O hotel está dividido em dois edifícios: o histórico, que data do século XVIII, entretanto recuperado, e o novo, do século XXI. Optámos pelo mais recente. Quando chegámos, já perto das oito da noite, depois de vários quilómetros de curva e contracurva, estavam 4 graus. Arrumámos o carro e subimos a escadaria imensa que dá acesso ao hotel, plantado nas típicas encostas das margens do Douro. À nossa esquerda, o edifício construído em 1733 e recentemente recuperado. À direita, o novo, projetado pelo arquiteto Francisco Vieira de Campos, para onde entrámos rapidamente, já com o nariz a congelar.  

Primeiro impacto 

A receção aqueceu-nos a alma. Com paredes e chão de xisto, a decoração é sóbria e elegante. Ao fundo, a miragem das salas e da biblioteca, com as suas três lareiras acesas, pareceu-nos um milagre. Mas todo o encantamento se desvaneceu quando nos anunciaram que não serviam jantares, porque “a taxa de ocupação não justifica”. Gelámos novamente com a perspetiva de ter de voltar a sair. Lá fomos à Régua jantar ao Douro in e regressámos rapidamente para aproveitar o hotel. 

Cá dentro

O quarto é confortável e clean (dispensávamos um gigantesco buraco na parede junto à ombreira da porta), e a casa de banho, toda ela em xisto preto, é minimalista e trendy. A varanda tem uma vista bonita mas não é deslumbrante. A cama dá para mais de duas pessoas (cada um sabe de si! Estou aqui para informar…) e é super confortável. Os lençóis, endredon e almofadas são frescos e macios. Mas onde se estava realmente bem era em frente às lareiras da sala e da biblioteca que tornavam estes espaços os mais quentes e acolhedores da Quinta do Vallado. Por isso, acabámos o dia da melhor forma: a ler um bom livro, com um excelente vinho, ao som do crepitar das chamas e da música ambiente de um discreto iPod colocado numa das mesas da sala.

O pequeno-almoço

No dia seguinte, fomos surpreendidos por um pequeno-almoço de rei: inúmeros pãezinhos, croissants, bolo, fruta variada (até romã!!!), ovos, bacon, presunto, tomate, azeite, manteiga, sumo de laranja natural, queijos, fiambres diversos, mortadela, queijo fresco, compotas caseiras, frutos secos, doce, leite, café, chá, expresso, e até nutella! Ufa! Estava mais para brunch do que para pequeno-almoço, tal era a fartura. Tudo isto servido com requinte e muito bom gosto, numa sala de jantar arejada, com duas janelas enormes que convidam a paisagem a fazer-nos companhia, separadas por uma original lareira suspensa, que aquecia ainda mais o ambiente.

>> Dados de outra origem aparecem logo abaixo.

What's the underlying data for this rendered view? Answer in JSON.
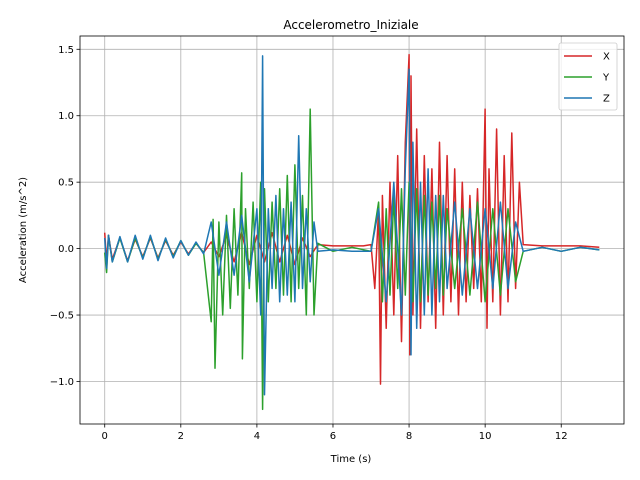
{
  "chart_data": {
    "type": "line",
    "title": "Accelerometro_Iniziale",
    "xlabel": "Time (s)",
    "ylabel": "Acceleration (m/s^2)",
    "xlim": [
      -0.65,
      13.65
    ],
    "ylim": [
      -1.32,
      1.6
    ],
    "x_ticks": [
      0,
      2,
      4,
      6,
      8,
      10,
      12
    ],
    "x_tick_labels": [
      "0",
      "2",
      "4",
      "6",
      "8",
      "10",
      "12"
    ],
    "y_ticks": [
      -1.0,
      -0.5,
      0.0,
      0.5,
      1.0,
      1.5
    ],
    "y_tick_labels": [
      "−1.0",
      "−0.5",
      "0.0",
      "0.5",
      "1.0",
      "1.5"
    ],
    "grid": true,
    "legend_position": "top-right",
    "series": [
      {
        "name": "X",
        "color": "#d62728",
        "x": [
          0,
          0.05,
          0.1,
          0.2,
          0.4,
          0.6,
          0.8,
          1.0,
          1.2,
          1.4,
          1.6,
          1.8,
          2.0,
          2.2,
          2.4,
          2.6,
          2.8,
          3.0,
          3.2,
          3.4,
          3.6,
          3.8,
          4.0,
          4.2,
          4.4,
          4.6,
          4.8,
          5.0,
          5.2,
          5.4,
          5.6,
          6.0,
          6.4,
          6.8,
          7.0,
          7.1,
          7.2,
          7.25,
          7.3,
          7.4,
          7.5,
          7.6,
          7.7,
          7.8,
          7.9,
          8.0,
          8.02,
          8.05,
          8.1,
          8.2,
          8.3,
          8.4,
          8.5,
          8.6,
          8.7,
          8.8,
          8.9,
          9.0,
          9.1,
          9.2,
          9.3,
          9.4,
          9.5,
          9.6,
          9.7,
          9.8,
          9.9,
          10.0,
          10.05,
          10.1,
          10.2,
          10.3,
          10.4,
          10.5,
          10.6,
          10.7,
          10.8,
          10.9,
          11.0,
          11.5,
          12.0,
          12.5,
          13.0
        ],
        "y": [
          0.12,
          -0.1,
          0.1,
          -0.08,
          0.08,
          -0.09,
          0.07,
          -0.06,
          0.08,
          -0.07,
          0.06,
          -0.05,
          0.05,
          -0.04,
          0.04,
          -0.03,
          0.05,
          -0.06,
          0.1,
          -0.1,
          0.12,
          -0.12,
          0.1,
          -0.1,
          0.12,
          -0.1,
          0.1,
          -0.12,
          0.08,
          -0.06,
          0.03,
          0.02,
          0.02,
          0.02,
          0.03,
          -0.3,
          0.3,
          -1.02,
          0.4,
          -0.6,
          0.5,
          -0.5,
          0.7,
          -0.7,
          0.8,
          1.46,
          -0.8,
          1.3,
          -0.5,
          0.9,
          -0.6,
          0.7,
          -0.4,
          0.6,
          -0.6,
          0.8,
          -0.5,
          0.7,
          -0.4,
          0.6,
          -0.5,
          0.5,
          -0.4,
          0.4,
          -0.3,
          0.45,
          -0.4,
          1.05,
          -0.6,
          0.6,
          -0.4,
          0.9,
          -0.5,
          0.7,
          -0.4,
          0.87,
          -0.3,
          0.5,
          0.03,
          0.02,
          0.02,
          0.02,
          0.01
        ]
      },
      {
        "name": "Y",
        "color": "#2ca02c",
        "x": [
          0,
          0.05,
          0.1,
          0.2,
          0.4,
          0.6,
          0.8,
          1.0,
          1.2,
          1.4,
          1.6,
          1.8,
          2.0,
          2.2,
          2.4,
          2.6,
          2.8,
          2.85,
          2.9,
          3.0,
          3.1,
          3.2,
          3.3,
          3.4,
          3.5,
          3.6,
          3.62,
          3.7,
          3.8,
          3.9,
          4.0,
          4.1,
          4.15,
          4.2,
          4.3,
          4.4,
          4.5,
          4.6,
          4.7,
          4.8,
          4.9,
          5.0,
          5.1,
          5.2,
          5.3,
          5.4,
          5.5,
          5.6,
          6.0,
          6.5,
          7.0,
          7.2,
          7.3,
          7.4,
          7.5,
          7.6,
          7.7,
          7.8,
          7.9,
          8.0,
          8.1,
          8.2,
          8.3,
          8.4,
          8.5,
          8.6,
          8.7,
          8.8,
          8.9,
          9.0,
          9.2,
          9.4,
          9.6,
          9.8,
          10.0,
          10.2,
          10.4,
          10.6,
          10.8,
          11.0,
          11.5,
          12.0,
          12.5,
          13.0
        ],
        "y": [
          -0.03,
          -0.18,
          0.1,
          -0.1,
          0.08,
          -0.1,
          0.08,
          -0.07,
          0.09,
          -0.08,
          0.07,
          -0.06,
          0.06,
          -0.05,
          0.04,
          -0.03,
          -0.55,
          0.22,
          -0.9,
          0.2,
          -0.5,
          0.25,
          -0.45,
          0.3,
          -0.35,
          0.57,
          -0.83,
          0.3,
          -0.3,
          0.35,
          -0.4,
          0.5,
          -1.21,
          0.45,
          -0.4,
          0.35,
          -0.3,
          0.45,
          -0.35,
          0.55,
          -0.4,
          0.63,
          -0.3,
          0.4,
          -0.5,
          1.05,
          -0.5,
          0.04,
          -0.02,
          0.01,
          -0.02,
          0.35,
          -0.4,
          0.3,
          -0.35,
          0.4,
          -0.3,
          0.45,
          -0.35,
          0.5,
          -0.4,
          0.45,
          -0.4,
          0.4,
          -0.35,
          0.35,
          -0.3,
          0.4,
          -0.35,
          0.3,
          -0.3,
          0.3,
          -0.35,
          0.35,
          -0.4,
          0.3,
          -0.35,
          0.3,
          -0.25,
          -0.02,
          0.01,
          -0.02,
          0.01,
          -0.01
        ]
      },
      {
        "name": "Z",
        "color": "#1f77b4",
        "x": [
          0,
          0.05,
          0.1,
          0.2,
          0.4,
          0.6,
          0.8,
          1.0,
          1.2,
          1.4,
          1.6,
          1.8,
          2.0,
          2.2,
          2.4,
          2.6,
          2.8,
          3.0,
          3.2,
          3.4,
          3.6,
          3.8,
          4.0,
          4.1,
          4.15,
          4.2,
          4.3,
          4.4,
          4.5,
          4.6,
          4.7,
          4.8,
          4.9,
          5.0,
          5.1,
          5.2,
          5.3,
          5.4,
          5.5,
          5.6,
          6.0,
          6.5,
          7.0,
          7.2,
          7.4,
          7.6,
          7.8,
          7.9,
          8.0,
          8.05,
          8.1,
          8.2,
          8.3,
          8.4,
          8.5,
          8.6,
          8.7,
          8.8,
          8.9,
          9.0,
          9.2,
          9.4,
          9.6,
          9.8,
          10.0,
          10.2,
          10.4,
          10.6,
          10.8,
          11.0,
          11.5,
          12.0,
          12.5,
          13.0
        ],
        "y": [
          0.08,
          -0.15,
          0.1,
          -0.1,
          0.09,
          -0.1,
          0.1,
          -0.08,
          0.1,
          -0.09,
          0.08,
          -0.07,
          0.06,
          -0.05,
          0.05,
          -0.04,
          0.2,
          -0.2,
          0.2,
          -0.2,
          0.25,
          -0.25,
          0.3,
          -0.5,
          1.45,
          -1.1,
          0.3,
          -0.3,
          0.4,
          -0.4,
          0.3,
          -0.35,
          0.35,
          -0.4,
          0.85,
          -0.3,
          0.3,
          -0.25,
          0.2,
          -0.02,
          -0.01,
          -0.02,
          -0.02,
          0.3,
          -0.4,
          0.5,
          -0.5,
          0.6,
          1.35,
          -0.8,
          0.8,
          -0.6,
          0.5,
          -0.5,
          0.6,
          -0.5,
          0.4,
          -0.4,
          0.4,
          -0.3,
          0.35,
          -0.35,
          0.3,
          -0.3,
          0.3,
          -0.3,
          0.35,
          -0.3,
          0.2,
          -0.02,
          0.01,
          -0.02,
          0.01,
          -0.01
        ]
      }
    ]
  }
}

Pormenores que fazem a diferença

No dia seguinte, o pequeno-almoço já foi de príncipe. A "taxa de ocupação" claramente não justificou uma ida ao supermercado. Passou de ótimo a razoável em apenas 24 horas. E a única lareira acesa era a da sala de jantar. As da sala e da biblioteca mantinham as cinzas da véspera. A mesa de jogo da noite anterior permanecia intocável, com os nossos copos de vinho do porto e as chávenas de café por levantar. O serviço, "quando a taxa de ocupação não se justifica", é manifestamente insuficiente, apesar da simpatia dos dois únicos funcionários que nos atenderam durante toda a estada. Por isso, decidimos dar uma ajuda e acendemos nós as lareiras.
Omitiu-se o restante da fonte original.